Texte intégral
Chambre civile
Section 2
ARRÊT N°
du 20 MARS 2024
N° RG 23/205
N° Portalis DBVE-V-
B7H-CGAY JJG-R
Décision déférée à la cour : ordonnance de référé, du juge des contentieux de la protection du tribunal judiciaire de Bastia, décision attaquée du 20 février 2023, enregistrée sous le n° 1222000139
[I]
C/
OFFICE PUBLIC DE L'HABITAT DE LA COLLECTIVITÉ DE CORSE
Copies exécutoires délivrées aux avocats le
COUR D'APPEL DE BASTIA
CHAMBRE CIVILE
ARRÊT DU
VINGT MARS DEUX-MILLE-VINGT-QUATRE
APPELANT :
M. [K] [I]
né le 2 février 1963 à [Localité 1] (Corse)
[Adresse 3]
[Localité 1]
Représenté par Me Antoine VINIER ORSETTI, avocat au barreau d'AJACCIO
INTIMÉ :
OFFICE PUBLIC DE L'HABITAT DE LA COLLECTIVITÉ DE CORSE
pris en la personne de ses représentants légaux en exercice, demeurant et domiciliés ès qualités audit siège
[Adresse 2],
[Adresse 5]
[Localité 1]
Représenté par Me Catherine COSTA, avocate au barreau de BASTIA
COMPOSITION DE LA COUR :
En application des dispositions de l'article 805 du code de procédure civile, l'affaire a été débattue à l'audience publique du 02 novembre 2023, devant Jean-Jacques GILLAND, président de chambre, chargé du rapport, les avocats ne s'y étant pas opposés.
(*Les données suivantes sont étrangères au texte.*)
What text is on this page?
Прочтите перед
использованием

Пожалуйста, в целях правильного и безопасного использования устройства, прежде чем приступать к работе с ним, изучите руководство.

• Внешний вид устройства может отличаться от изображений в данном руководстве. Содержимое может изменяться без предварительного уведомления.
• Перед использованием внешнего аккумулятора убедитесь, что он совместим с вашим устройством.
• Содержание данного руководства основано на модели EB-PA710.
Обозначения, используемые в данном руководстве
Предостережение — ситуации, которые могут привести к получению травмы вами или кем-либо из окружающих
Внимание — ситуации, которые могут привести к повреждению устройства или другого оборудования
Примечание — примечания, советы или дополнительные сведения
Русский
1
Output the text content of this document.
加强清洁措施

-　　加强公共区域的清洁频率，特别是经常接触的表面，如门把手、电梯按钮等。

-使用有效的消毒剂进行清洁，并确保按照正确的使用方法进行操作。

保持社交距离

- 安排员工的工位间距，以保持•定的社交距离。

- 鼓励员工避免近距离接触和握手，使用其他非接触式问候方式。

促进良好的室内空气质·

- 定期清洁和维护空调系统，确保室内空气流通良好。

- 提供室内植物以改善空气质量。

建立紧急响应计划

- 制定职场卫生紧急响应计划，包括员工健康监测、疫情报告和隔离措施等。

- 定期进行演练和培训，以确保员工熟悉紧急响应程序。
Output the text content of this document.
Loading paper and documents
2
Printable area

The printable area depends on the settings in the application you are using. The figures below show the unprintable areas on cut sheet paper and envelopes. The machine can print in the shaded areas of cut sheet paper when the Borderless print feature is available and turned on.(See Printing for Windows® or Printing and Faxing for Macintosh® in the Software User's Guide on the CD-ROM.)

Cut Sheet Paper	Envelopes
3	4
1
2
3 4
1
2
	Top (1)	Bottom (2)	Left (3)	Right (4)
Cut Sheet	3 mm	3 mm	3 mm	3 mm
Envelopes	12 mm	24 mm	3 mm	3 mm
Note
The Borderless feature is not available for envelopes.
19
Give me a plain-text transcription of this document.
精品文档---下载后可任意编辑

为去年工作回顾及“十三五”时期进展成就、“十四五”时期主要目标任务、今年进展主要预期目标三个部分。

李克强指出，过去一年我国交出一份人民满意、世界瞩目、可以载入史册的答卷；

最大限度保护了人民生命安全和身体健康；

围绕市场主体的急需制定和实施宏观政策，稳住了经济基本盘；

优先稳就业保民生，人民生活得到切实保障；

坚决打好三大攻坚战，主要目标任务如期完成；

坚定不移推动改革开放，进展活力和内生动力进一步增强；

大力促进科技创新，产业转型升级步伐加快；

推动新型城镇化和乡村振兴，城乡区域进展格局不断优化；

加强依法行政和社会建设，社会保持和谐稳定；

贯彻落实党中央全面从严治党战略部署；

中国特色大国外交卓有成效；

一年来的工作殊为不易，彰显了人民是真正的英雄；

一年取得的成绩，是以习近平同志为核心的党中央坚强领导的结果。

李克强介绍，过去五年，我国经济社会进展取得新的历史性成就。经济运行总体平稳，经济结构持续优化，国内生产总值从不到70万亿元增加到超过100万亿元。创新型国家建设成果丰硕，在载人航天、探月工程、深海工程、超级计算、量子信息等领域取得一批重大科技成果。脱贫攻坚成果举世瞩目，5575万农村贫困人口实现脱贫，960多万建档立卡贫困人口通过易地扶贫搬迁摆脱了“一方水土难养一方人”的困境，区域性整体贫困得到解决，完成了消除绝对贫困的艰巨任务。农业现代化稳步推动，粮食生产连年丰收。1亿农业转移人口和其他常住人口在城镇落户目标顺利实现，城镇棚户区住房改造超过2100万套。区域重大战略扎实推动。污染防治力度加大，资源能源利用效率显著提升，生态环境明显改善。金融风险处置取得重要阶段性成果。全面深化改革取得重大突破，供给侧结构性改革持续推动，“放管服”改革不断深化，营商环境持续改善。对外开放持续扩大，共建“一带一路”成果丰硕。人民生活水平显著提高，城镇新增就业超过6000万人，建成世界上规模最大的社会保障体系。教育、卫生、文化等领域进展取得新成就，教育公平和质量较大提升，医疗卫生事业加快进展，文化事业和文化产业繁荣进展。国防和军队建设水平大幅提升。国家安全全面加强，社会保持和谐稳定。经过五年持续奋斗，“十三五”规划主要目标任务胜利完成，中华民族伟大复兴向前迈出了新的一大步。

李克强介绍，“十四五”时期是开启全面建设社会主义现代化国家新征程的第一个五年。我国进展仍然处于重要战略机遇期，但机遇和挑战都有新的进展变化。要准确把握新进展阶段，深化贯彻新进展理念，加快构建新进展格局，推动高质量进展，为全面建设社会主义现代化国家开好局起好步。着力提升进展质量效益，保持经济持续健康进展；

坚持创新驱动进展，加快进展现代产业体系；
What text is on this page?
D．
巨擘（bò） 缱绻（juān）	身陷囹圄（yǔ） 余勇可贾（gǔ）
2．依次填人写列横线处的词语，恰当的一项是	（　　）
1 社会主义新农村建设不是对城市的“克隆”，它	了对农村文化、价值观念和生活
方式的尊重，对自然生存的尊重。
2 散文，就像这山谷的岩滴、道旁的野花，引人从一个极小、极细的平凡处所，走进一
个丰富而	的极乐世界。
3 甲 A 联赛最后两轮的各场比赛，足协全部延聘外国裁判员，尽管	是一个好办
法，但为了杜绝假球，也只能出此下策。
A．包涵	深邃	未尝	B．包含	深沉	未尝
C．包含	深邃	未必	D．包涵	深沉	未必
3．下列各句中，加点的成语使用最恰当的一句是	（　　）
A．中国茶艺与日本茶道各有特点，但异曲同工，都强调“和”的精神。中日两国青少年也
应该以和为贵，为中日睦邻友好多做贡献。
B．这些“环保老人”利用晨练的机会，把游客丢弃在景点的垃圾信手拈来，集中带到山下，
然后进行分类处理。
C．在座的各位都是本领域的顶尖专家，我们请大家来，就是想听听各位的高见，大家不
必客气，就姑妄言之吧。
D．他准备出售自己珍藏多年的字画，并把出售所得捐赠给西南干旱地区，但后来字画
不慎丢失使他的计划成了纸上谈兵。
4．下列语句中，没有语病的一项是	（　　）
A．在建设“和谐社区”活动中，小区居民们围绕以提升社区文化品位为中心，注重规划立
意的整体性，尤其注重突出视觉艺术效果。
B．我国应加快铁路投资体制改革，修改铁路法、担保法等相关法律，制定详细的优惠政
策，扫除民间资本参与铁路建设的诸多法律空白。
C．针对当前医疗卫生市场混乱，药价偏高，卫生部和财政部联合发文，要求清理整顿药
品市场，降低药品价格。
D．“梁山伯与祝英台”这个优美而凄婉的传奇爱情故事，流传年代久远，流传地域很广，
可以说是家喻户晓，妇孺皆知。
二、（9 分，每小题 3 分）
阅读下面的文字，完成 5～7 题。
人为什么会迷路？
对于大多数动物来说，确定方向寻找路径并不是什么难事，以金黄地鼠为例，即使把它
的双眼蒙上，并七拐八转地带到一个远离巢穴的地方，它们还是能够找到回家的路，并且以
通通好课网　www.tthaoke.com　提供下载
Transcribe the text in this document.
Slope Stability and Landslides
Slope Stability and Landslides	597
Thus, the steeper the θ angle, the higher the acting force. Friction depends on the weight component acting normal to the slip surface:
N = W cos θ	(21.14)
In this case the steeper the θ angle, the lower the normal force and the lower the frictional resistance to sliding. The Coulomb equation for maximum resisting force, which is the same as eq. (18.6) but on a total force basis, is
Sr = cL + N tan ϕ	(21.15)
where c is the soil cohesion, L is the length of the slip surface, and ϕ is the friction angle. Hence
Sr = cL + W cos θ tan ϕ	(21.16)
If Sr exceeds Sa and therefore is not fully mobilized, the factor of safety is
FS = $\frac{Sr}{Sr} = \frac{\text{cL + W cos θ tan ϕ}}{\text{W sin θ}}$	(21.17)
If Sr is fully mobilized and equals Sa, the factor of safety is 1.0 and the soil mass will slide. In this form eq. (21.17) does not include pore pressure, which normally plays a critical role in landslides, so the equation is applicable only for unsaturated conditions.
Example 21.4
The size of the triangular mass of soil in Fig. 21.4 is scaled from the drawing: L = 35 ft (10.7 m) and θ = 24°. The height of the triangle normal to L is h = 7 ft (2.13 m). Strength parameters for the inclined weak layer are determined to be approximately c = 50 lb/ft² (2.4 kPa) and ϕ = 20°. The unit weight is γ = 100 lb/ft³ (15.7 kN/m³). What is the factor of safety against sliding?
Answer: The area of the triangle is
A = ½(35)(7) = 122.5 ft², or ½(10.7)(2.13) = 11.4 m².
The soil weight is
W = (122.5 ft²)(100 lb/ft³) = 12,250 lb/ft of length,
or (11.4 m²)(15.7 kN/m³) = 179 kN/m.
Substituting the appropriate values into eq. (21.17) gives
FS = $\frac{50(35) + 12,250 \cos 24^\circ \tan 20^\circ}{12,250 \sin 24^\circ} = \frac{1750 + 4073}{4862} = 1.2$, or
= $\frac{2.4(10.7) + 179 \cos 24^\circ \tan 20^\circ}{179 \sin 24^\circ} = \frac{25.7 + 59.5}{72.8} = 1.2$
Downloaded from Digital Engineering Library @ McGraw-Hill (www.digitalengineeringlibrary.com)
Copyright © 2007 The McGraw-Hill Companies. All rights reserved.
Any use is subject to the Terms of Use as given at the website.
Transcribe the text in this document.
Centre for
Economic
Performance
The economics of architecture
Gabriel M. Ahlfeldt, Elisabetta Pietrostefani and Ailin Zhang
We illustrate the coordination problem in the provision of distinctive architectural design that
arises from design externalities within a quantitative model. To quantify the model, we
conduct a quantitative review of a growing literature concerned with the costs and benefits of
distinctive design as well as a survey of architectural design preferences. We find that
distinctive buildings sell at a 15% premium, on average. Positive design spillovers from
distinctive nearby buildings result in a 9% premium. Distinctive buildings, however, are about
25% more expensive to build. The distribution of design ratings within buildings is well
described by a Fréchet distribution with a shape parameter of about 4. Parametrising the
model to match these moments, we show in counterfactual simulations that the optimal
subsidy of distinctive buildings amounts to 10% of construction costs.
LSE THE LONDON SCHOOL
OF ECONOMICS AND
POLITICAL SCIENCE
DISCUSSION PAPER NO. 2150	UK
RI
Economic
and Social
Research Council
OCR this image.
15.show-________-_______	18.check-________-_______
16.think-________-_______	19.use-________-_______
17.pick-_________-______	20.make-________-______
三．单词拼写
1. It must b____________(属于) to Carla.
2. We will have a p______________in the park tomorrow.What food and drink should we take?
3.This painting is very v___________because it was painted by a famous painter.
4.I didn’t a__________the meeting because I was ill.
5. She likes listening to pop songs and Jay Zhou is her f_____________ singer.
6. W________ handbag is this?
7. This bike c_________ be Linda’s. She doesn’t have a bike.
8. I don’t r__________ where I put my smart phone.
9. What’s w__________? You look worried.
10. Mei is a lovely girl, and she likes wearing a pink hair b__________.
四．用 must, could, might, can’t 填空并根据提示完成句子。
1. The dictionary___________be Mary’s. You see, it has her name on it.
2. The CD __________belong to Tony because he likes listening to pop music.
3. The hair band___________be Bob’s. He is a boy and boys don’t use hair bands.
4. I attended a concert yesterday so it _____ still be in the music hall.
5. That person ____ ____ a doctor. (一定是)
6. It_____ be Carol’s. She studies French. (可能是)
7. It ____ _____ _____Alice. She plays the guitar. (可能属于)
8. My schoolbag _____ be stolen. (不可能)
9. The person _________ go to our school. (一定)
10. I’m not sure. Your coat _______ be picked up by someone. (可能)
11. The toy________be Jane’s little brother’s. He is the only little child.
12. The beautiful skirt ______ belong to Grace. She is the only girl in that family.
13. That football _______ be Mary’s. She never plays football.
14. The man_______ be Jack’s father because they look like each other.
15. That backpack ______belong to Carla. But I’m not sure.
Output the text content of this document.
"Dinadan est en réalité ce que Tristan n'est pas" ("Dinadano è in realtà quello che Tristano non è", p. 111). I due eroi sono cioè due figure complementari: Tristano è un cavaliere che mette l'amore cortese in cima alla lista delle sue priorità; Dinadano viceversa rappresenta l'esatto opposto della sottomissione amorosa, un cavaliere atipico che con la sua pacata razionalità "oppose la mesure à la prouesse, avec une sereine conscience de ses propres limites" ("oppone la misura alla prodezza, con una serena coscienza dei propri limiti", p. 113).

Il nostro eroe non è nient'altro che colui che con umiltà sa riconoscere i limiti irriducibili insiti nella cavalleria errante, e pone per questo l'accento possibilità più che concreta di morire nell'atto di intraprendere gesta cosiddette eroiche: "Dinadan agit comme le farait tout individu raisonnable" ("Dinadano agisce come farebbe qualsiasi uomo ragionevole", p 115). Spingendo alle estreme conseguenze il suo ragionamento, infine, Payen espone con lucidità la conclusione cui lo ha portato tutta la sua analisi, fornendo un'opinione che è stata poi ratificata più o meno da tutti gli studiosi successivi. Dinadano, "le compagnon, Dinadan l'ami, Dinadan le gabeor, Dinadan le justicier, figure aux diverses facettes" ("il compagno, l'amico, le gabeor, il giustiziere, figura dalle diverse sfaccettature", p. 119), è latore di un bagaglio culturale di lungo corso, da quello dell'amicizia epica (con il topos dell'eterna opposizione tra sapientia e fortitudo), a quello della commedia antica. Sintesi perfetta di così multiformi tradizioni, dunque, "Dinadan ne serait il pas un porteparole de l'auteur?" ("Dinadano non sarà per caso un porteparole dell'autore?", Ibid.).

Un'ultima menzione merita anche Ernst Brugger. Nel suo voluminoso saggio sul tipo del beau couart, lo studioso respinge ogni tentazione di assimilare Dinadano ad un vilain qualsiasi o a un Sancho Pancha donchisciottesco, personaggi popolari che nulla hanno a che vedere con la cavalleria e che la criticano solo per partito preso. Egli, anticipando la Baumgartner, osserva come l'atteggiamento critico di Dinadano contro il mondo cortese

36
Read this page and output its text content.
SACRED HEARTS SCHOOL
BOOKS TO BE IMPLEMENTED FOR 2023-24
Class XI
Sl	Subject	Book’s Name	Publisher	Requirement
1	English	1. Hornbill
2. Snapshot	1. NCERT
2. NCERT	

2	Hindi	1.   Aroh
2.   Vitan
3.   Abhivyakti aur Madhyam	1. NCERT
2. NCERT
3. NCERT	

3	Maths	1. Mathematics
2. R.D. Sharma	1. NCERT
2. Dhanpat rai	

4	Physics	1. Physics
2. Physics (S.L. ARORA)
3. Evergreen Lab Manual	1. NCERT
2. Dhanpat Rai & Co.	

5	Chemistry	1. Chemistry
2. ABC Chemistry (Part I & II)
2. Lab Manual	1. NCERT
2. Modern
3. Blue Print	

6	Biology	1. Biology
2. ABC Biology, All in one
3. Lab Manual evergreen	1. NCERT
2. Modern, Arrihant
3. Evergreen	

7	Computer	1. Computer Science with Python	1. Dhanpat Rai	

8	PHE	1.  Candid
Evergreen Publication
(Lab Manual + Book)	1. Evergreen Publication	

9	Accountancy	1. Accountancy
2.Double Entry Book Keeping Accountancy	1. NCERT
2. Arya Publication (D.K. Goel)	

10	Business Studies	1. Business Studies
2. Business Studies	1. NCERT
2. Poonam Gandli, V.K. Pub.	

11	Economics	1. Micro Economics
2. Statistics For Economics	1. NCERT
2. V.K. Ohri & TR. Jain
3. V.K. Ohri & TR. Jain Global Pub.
Ce magistrat a rendu compte des plaidoiries dans le délibéré de la cour, composée de :
Jean-Jacques GILLAND, président de chambre
Thierry BRUNET, président de chambre
Guillaume DESGENS, conseiller
GREFFIER LORS DES DÉBATS :
Vykhanda CHENG.
Les parties ont été avisées que le prononcé public de la décision aurait lieu par mise à disposition au greffe le 20 mars 2024
ARRÊT :
Contradictoire,
Prononcé publiquement par mise à disposition au greffe de la cour, les parties en ayant été préalablement avisées dans les conditions prévues au deuxième alinéa de l'article 450 du code de procédure civile.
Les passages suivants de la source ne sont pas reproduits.